The White House Health Care Summit didn’t quite live up to expectations. Obama didn’t end up laying down the law—and Republicans were far from cooperative. The eight-hour bull session moved through the four key areas: insurance regulations, deficit reduction, cost containment and expanded coverage. The 30-some lawmakers and White House staff in attendance chewed over these topics and more—but in some ways, the specifics of policy didn’t matter. What does matter is which factions looked like they came out with some momentum for their cause. In the spirit of this political theater, here is a subjective take on the winners and losers of the great health care summit of 2010.

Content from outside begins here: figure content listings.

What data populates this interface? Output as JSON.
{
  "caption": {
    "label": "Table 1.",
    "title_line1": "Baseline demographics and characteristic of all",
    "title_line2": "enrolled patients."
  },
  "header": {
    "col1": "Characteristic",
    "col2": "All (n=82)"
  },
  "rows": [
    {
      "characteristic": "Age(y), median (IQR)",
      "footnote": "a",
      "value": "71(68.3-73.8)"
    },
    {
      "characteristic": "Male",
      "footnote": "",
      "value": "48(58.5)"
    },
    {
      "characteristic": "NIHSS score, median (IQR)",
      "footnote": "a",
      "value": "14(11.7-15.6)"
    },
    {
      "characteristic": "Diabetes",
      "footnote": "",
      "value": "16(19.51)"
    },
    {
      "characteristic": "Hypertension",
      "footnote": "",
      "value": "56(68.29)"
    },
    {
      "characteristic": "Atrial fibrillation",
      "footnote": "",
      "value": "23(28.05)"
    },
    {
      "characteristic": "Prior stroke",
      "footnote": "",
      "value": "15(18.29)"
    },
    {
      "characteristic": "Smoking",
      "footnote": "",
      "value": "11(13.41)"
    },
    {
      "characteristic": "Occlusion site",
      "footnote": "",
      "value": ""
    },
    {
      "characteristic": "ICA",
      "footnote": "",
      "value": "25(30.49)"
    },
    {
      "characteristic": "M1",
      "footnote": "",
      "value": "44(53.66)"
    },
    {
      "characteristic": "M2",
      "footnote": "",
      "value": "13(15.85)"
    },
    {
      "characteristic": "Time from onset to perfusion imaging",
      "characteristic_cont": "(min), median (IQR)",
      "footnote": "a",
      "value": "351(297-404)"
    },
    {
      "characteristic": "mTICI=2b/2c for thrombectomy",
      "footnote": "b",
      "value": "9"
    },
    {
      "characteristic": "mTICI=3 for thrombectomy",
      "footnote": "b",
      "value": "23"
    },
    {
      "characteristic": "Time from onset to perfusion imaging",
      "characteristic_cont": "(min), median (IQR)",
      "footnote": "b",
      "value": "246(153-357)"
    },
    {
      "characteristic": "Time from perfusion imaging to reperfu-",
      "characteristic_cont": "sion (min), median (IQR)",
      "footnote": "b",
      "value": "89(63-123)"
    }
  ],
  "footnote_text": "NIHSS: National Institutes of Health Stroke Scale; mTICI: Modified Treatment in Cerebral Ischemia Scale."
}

The convener had the highest stakes of all. The president, however, proved a nimble moderator of a large and unwieldy debate. He deftly parried Republican attacks, some rhetorical (“We need a clean sheet of paper”) some prop-based (Rep. Eric Cantor’s stack of binders). He also finally laid the track for his personal desires: “Baby steps don’t get you where people need to go.” In one classic exchange, Obama schooled Republican Rep. John Barrasso. Not only did Barrasso look elitist for insisting that people pay for their own health care, he gave Obama the chance to do what he does best: explain why we can’t wait. “We shouldn't pretend these people don't need help,” he said, with a bite in his voice.
The earliest fireworks at this tense summit came between the president and his former opponent for the White House. First McCain cut off the president when he tried to get McCain to wrap up his comments on "the special deals for the special interests." It wasn't long before Obama sharply reminded him: "The election's over." McCain shot back: "I'm reminded of that every day." Perhaps it's because he is facing a primary challenge from his right flank in Arizona, but the once bipartisan McCain appeared crotchety-not a good look for the runner-up.
This controversial parliamentary maneuver used 50+1 Senate votes to pass the Bush 43 tax cuts, Bill Clinton's welfare reform, expand Medicaid, and enact a host of other issues. In fact, it's been used 21 times since 1981. And, despite Republican calls to "start over," the president kept the door open to this potentially-decisive maneuver all day.
Though the White House has been conspicuously absent from the debate on whether to offer a cheaper, government-administered plan alongside private options, a letter written by Sen. Michael Bennet (D-Colo), and signed by 22 other senators asked Obama to reconsider: "A strong public option can be the centerpiece of an even better package of cost saving measures," he wrote. "Including a strong public option is one of the best, most fiscally responsible ways to reform our health insurance system." At the summit, however, there was little mention of this-and indeed, diehard public option supporters like Sens. Jay Rockefeller and Ron Wyden participated-but kept mum on the only real chance to give predatory insurers a run for their money.
The news station funded by all cable television subscribers is associated with coverage of bone-dry procedural votes in Congress. But the channel has received an unprecedented amount of attention of late. President Obama's well-publicized thrashing of House Republicans at their retreat set the tone. Add to that the president's campaign promise to "have the negotiations televised on CSPAN," and the channel, always a bridesmaid to flashy networks like Fox or MSNBC, got to see its excellent, up-to-the-minute coverage at Blair House.
The Secretary of State has done an admirable job of vaulting smart power diplomacy into prominence across the world. But she's been uniquely hamstrung on her once-signature issue of health care. As Obama presided over the conversation she helped start in 1994, she is leaving the country this weekend for Uruguay, Chile, Brazil, Costa Rica, and Guatemala. The best she could do was to tell a House subcommittee that Congressional gridlock puts US foreign policy at risk. The cause of her domestic political life is proceeding without her.
The summit as a whole was perhaps a good demonstration of why the airing of debate on CSPAN wasn’t a great idea. Despite Obama’s admonishments, there was a decidedly staged feel to the eight-hour talks—and few concrete results. Yet there were some moments of real clarity. The president’s closing remarks acknowledged that “in order to help the 30 million [uninsured], that’s going to cost some money,” yet pushed past Republican dissent based on the length of the bill. "I did not propose something complicated just for the sake of being complicated,” he said.
The gaffe-prone Republican National Committee chair has struck again: During an MSNBC appearance in advance of the health care summit, Steele declared: "This whole dog-and-pony show that we're about to witness today is something that should have taken place a year ago." He was trying to make a point about transparency-but, in fact, the president did hold a meeting on health care, featuring major stakeholders, congresspeople and the industry, almost exactly a year ago. Foot, meet mouth.
They may not always be wittiest debaters, but by offering seemingly sincere outreach to Republicans—and calling them out for being disingenuous—Democrats carried the day. Standouts include Rep. Henry Waxman, the committee chair whose state experienced recent, eye-popping premium hikes, and Sen. Dick Durbin from Illinois, who calmly explained why insurers must cover those with pre-existing conditions, and Rep. Louise Slaughter, who made the most logical and compelling moral case for change now. In fact, the Democrats consistently played the party of common sense to the party of “no.” As Rep. Charlie Rangel put it in one: “Does someone who's sick care about the size of the bill?”